Take Broward County, Florida. The current superintendent, Robert Runcie, was hired to clean up encrusted corruption in the district and school board that dates back to the early 1990s and resulted in three statewide grand jury investigations in 1997, 2002 and 2011. That last report blasted "malfeasance, misfeasance, and nonfeasance" on the Democrat-dominated school board and within top management at the district. In fact, the grand jury concluded after probing waste, fraud and favor-trading in capital construction projects:
"The culture of misfeasance and malfeasance at the school district is so deeply ingrained, so longstanding and so severe that we believe [employees who blow the whistle] will either be subsumed into the existing culture or drummed out of the District as soon as current attention is diverted from the Board and District."
Indeed, one former building inspector who was fired in retaliation for warning about building code violations received a $45,000 settlement from the crooked school board. One board member was convicted on extortion, wire fraud and bribery charges involving school construction.
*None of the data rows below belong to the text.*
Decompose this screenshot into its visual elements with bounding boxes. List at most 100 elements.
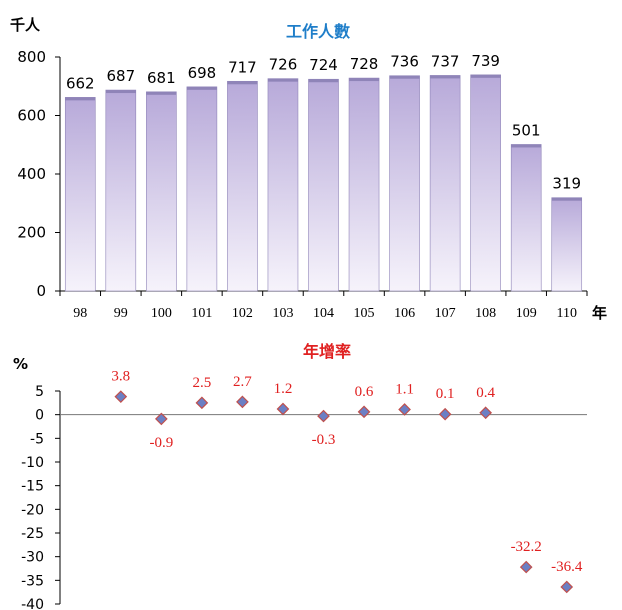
growth-value-label: 2.5: [193, 375, 212, 391]
bar-chart-title: 工作人數: [286, 22, 350, 41]
bar-top-cap: [105, 90, 136, 94]
growth-value-label: -0.9: [149, 435, 173, 451]
bar-chart: 0 200 400 600 800 662 98 687 99 681 100 698 101 717 10…: [10, 16, 607, 322]
growth-chart-title: 年增率: [303, 342, 351, 361]
growth-value-label: 2.7: [233, 374, 252, 390]
growth-y-tick-label: -30: [21, 550, 44, 566]
growth-marker: [357, 405, 371, 419]
bar-value-label: 501: [512, 121, 541, 139]
bar-y-unit-label: 千人: [10, 16, 41, 34]
bar-category-label: 103: [272, 306, 293, 321]
growth-value-label: -36.4: [551, 559, 583, 575]
bar-top-cap: [267, 78, 298, 82]
bar-category-label: 104: [313, 306, 334, 321]
growth-value-label: 0.4: [476, 385, 495, 401]
growth-y-tick-label: -10: [21, 455, 44, 471]
bar: [186, 86, 218, 292]
bar-top-cap: [308, 79, 339, 83]
bar-top-cap: [227, 81, 258, 85]
bar-category-label: 106: [394, 306, 415, 321]
bar-y-tick-label: 0: [36, 282, 46, 300]
growth-y-tick-label: 5: [35, 384, 44, 400]
bar: [470, 74, 501, 292]
growth-marker: [398, 403, 411, 416]
growth-marker: [317, 409, 330, 423]
growth-y-tick-label: -25: [21, 526, 44, 542]
bar-category-label: 107: [435, 306, 456, 321]
bar-value-label: 726: [269, 56, 298, 74]
bar-top-cap: [470, 74, 501, 78]
bar: [551, 197, 583, 292]
growth-value-label: 3.8: [111, 369, 130, 385]
growth-value-label: 0.6: [355, 384, 374, 400]
bar-top-cap: [146, 91, 177, 95]
bar-top-cap: [389, 75, 420, 79]
bar-y-tick-label: 600: [17, 107, 46, 125]
bar-y-tick-label: 400: [17, 165, 46, 183]
growth-y-tick-label: 0: [35, 408, 44, 424]
bar-value-label: 319: [552, 175, 581, 193]
growth-marker: [438, 407, 452, 421]
bar: [389, 75, 420, 292]
growth-marker: [519, 560, 533, 574]
growth-y-tick-label: -20: [21, 502, 44, 518]
bar-value-label: 717: [228, 58, 257, 76]
growth-y-tick-label: -40: [21, 597, 44, 610]
bar-category-label: 101: [191, 306, 212, 321]
growth-marker: [276, 402, 290, 416]
growth-value-label: 1.2: [274, 381, 293, 397]
bar-value-label: 662: [66, 74, 95, 92]
bar-y-tick-label: 800: [17, 48, 46, 66]
bar-x-unit-label: 年: [592, 304, 607, 322]
bar-category-label: 99: [114, 306, 128, 321]
growth-value-label: -0.3: [312, 432, 336, 448]
bar-value-label: 681: [147, 69, 176, 87]
growth-rate-chart: 5 0 -5 -10 -15 -20 -25 -30 -35 -40 3.8 -0.9 2.5 2.7 1.…: [13, 342, 587, 610]
growth-y-tick-label: -35: [21, 573, 44, 589]
growth-value-label: 1.1: [395, 381, 414, 397]
bar: [267, 78, 299, 292]
growth-y-tick-label: -5: [30, 431, 44, 447]
growth-marker: [479, 406, 493, 420]
growth-marker: [236, 395, 249, 409]
bar: [308, 78, 339, 292]
bar-value-label: 698: [188, 64, 217, 82]
bar-top-cap: [65, 97, 96, 101]
bar-value-label: 739: [471, 52, 500, 70]
bar-category-label: 110: [556, 306, 576, 321]
bar-top-cap: [430, 75, 461, 79]
bar-category-label: 102: [232, 306, 253, 321]
bar-category-label: 109: [516, 306, 537, 321]
growth-marker: [560, 580, 574, 594]
growth-y-tick-label: -15: [21, 479, 44, 495]
bar-value-label: 728: [350, 55, 379, 73]
bar: [227, 80, 258, 292]
bar-top-cap: [511, 144, 542, 148]
bar: [429, 75, 461, 292]
bar-value-label: 737: [431, 52, 460, 70]
bar-value-label: 724: [309, 56, 338, 74]
bar-value-label: 736: [390, 53, 419, 71]
growth-marker: [154, 412, 168, 426]
bar-category-label: 108: [475, 306, 496, 321]
bar: [146, 91, 177, 292]
growth-marker: [195, 396, 209, 410]
growth-value-label: 0.1: [436, 386, 455, 402]
bar-top-cap: [349, 78, 380, 82]
bar-top-cap: [551, 197, 582, 201]
bar-category-label: 105: [354, 306, 375, 321]
bar-value-label: 687: [106, 67, 135, 85]
growth-y-unit-label: %: [13, 355, 28, 373]
bar: [510, 144, 542, 292]
bar-top-cap: [186, 86, 217, 90]
growth-value-label: -32.2: [511, 539, 542, 555]
bar-y-tick-label: 200: [17, 224, 46, 242]
growth-marker: [114, 390, 128, 404]
bar-category-label: 98: [73, 306, 87, 321]
bar: [348, 77, 380, 292]
bar-category-label: 100: [151, 306, 172, 321]
bar: [105, 89, 137, 292]
bar: [64, 97, 96, 292]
Under Runcie, an $800 million renovation bond passed by voters in 2014 for school repairs on moldy, decaying buildings has been abjectly squandered; critics have alleged more bid-rigging, lax oversight and circumvention of graft reforms passed seven years ago.
The grand jury had issued a prophetic warning: "Bad habits and corrupt practices often return when the light of inquiry is turned off."
Five years later, the district was entangled in yet another fiscal scandal after the state auditor general determined the schools had misallocated $23 million in federal Title 1 funds for low-income students; had "failed to correct safety violations at some schools;" and "paid health insurance premiums for former employees who were ineligible and in some cases dead," according to the Fort Lauderdale Sun-Sentinel.
When public scrutiny is diverted to red herrings and politically expedient scapegoats, feckless educrats are all too happy to participate in accountability Kabuki theater. After the Parkland, Florida, shooting last month, Runcie immediately pounced: "If we really want to do something, spend money on adding more school resource officers and law enforcement."
What bunk. Continued profligacy is no violence prevention strategy. If school leaders can't exhibit basic fiscal discipline and stewardship, how can they be trusted to ensure classroom discipline and physical safety?
Is it any surprise that Runcie's social justice pandering to dismantle the "school to jailhouse pipeline" won him Obama administration accolades — while endangering the lives of children used as political pawns?
The same set of corruptocrats who were in place while cronies rigged bids for personal gain stood by while book-cookers rigged crime statistics to appease racial bean counters.
There were no district-wide walkouts and nationwide protests when Broward County parents of special-needs students were laughed at during a school board meeting as they exposed how their children had been bullied, beaten and bitten by tormentors without consequences in 2016. Nor was there a massive uproar last fall when the district acknowledged a whopping 480 incidents of alleged sexual harassment and abuse in its schools.
As a famous Chicago community organizer once quipped, "Change is hard." Selfies with gun control armbands are easy. Cleaning your own house, district and county is hard. Junkets to D.C. are easy. Digging through audits and public records is hard. Regurgitating Mad Libs-like talking points against the NRA and Second Amendment is easy.
Go back to class and look homeward, all you young "change agents." The faultiest faults are near, not far.